Fait à noter, ces 2 voitures ont eu droit aux mêmes qualificatifs lors de leurs lancements: épurées, révolutionnaires, pourvues d’un aménagement intérieur d’avant-garde, moyennement fiables à leur début, particulèrement agréables à conduire. Bref, il y a fort à parier que la Model 3 deviendra au fil du temps une icône de l’histoire automobile tout comme l’est devenue la Citroën DS lorsqu’on constate la popularité sans cesse croissante de cette voiture un peu partout à travers le monde. Après l’Amérique du Nord et l’Europe, c’est maintenant au tour de la Chine de connaître sa “Model 3 mania”.
2019 : le Cybertruck
Pour bien nous faire comprendre que la fin de la décennie 2010-2019 ne marquera la fin de l’audace chez Tesla, Elon Musk a présenté en novembre dernier son concept de camionnette… à la sauce Tesla: Le Cybertruck. Sortant encore plus des sentiers battus, il a littéralement sonné le monde de l’automobile avec un camion qui semble tout droit sorti d’un film de science-fiction.
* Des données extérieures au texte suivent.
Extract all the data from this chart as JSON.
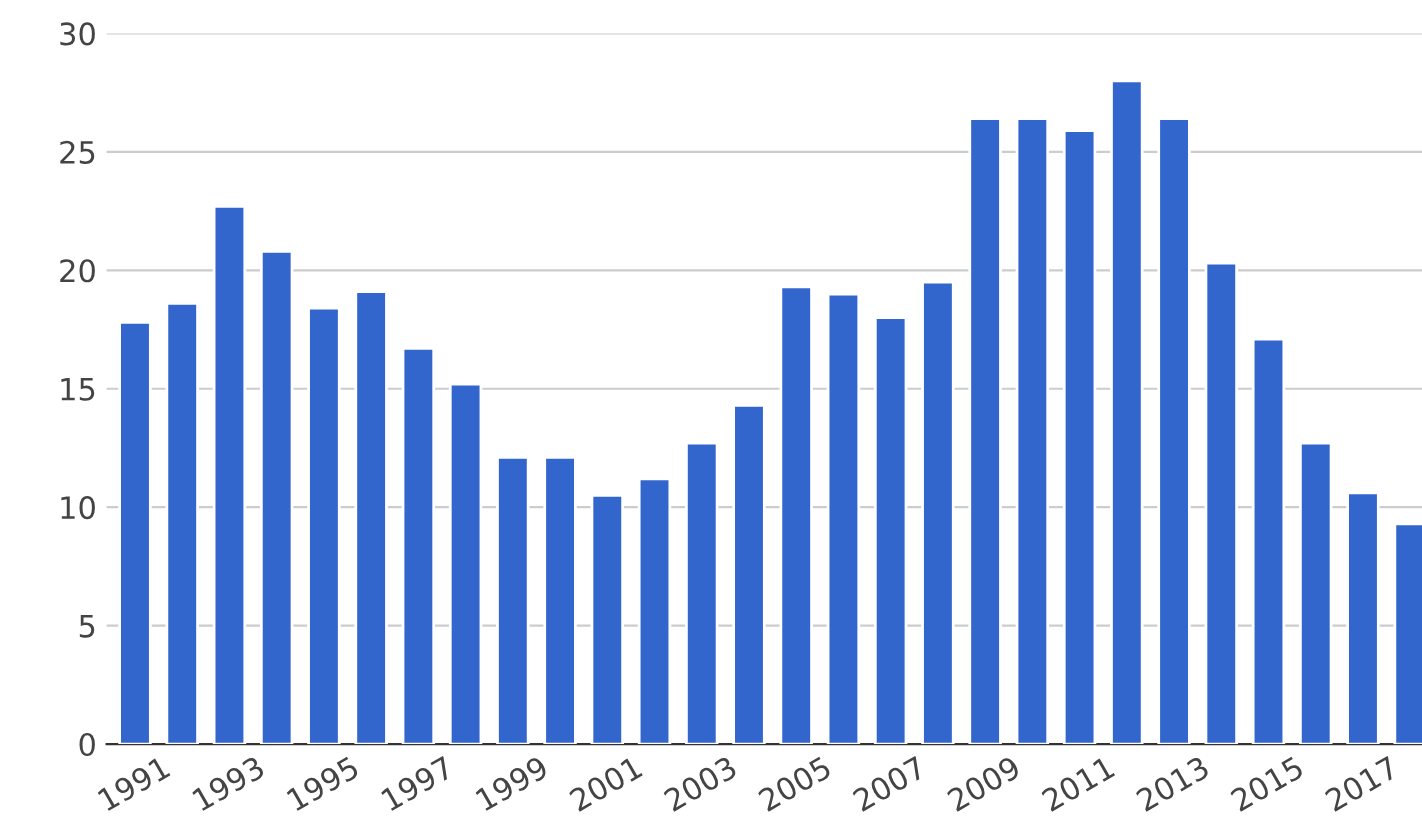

Révolutionnaire, iconoclaste, indécent, laid, étrangement beau, bizarre, les qualificatifs ne manquent pas pour décrire ce véhicule hors norme, mais une chose est certaine, il ne passera jamais inaperçu et il risque, une fois de plus, de bousculer le monde très conservateur des camionnettes Ford, Chevrolet et RAM.
Et il était temps.
Les autres
Durant cette décennie, d’autres constructeurs automobiles ont offert des véhicules partiellement et entièrement électriques particulièrement intéressants et qui ont contribué de manière positive à l’électrification des transports: Les Chevrolet Volt et Bolt, les Hyundai Ioniq et Kona, les Kia Soul et Niro, la Nissan Leaf, la BMW i3, la Honda Clarity PHEV, la Mitsubishi Outlander PHEV, la Toyota Prius Prime et plus récemment les Jaguar I-Pace et Porsche Taycan.
N’eut été de tous ces modèles offerts par tous ces constructeurs, jamais nous n’aurions connu un tel essor des ventes de véhicules électriques et une démocratisation croissante de ceux-ci vis-à-vis le grand public. Tesla n’aurait jamais pu accomplir cela seul. Mais la réalité est que n’eut été d’Elon Musk et de Tesla, il y a fort à parier que la planète électrique n’aurait jamais avancé de manière aussi résolue des points de vue technologique et symbolique. Je me permets donc d’affirmer que la décennie de 2010-2019 a été celle d’Elon Musk et de Tesla. En effet, n’eut été de cette entreprise, plusieurs grands constructeurs n’auraient jamais pris ce virage. D’ailleurs, nous le voyons encore aujourd’hui, certains d’entre eux ne le font toujours pas dans l’enthousiasme. Ils le font à cause des nouvelles règlementations environnementales… et de Tesla.
J’ai donc très hâte de voir ce que nous réserve la décennie 2020-2029 qui sera à mon humble avis la décennie de l’adoption de masse des véhicules électriques.
À commencer par l’arrivée prochaine du Semi et de la Model Y qui sera, selon Elon Musk, plus populaire que les Model S, X et 3 réunies.
Et je n’ai même pas parlé de son extraordinaire réseau de Superchargers, des Gigafactories, de Space X, des Power Walls ou de la Boring Company !
Cette décennie sera certainement passionnante et je suis persuadé que M. Musk et Tesla n’ont pas fini de nous surprendre.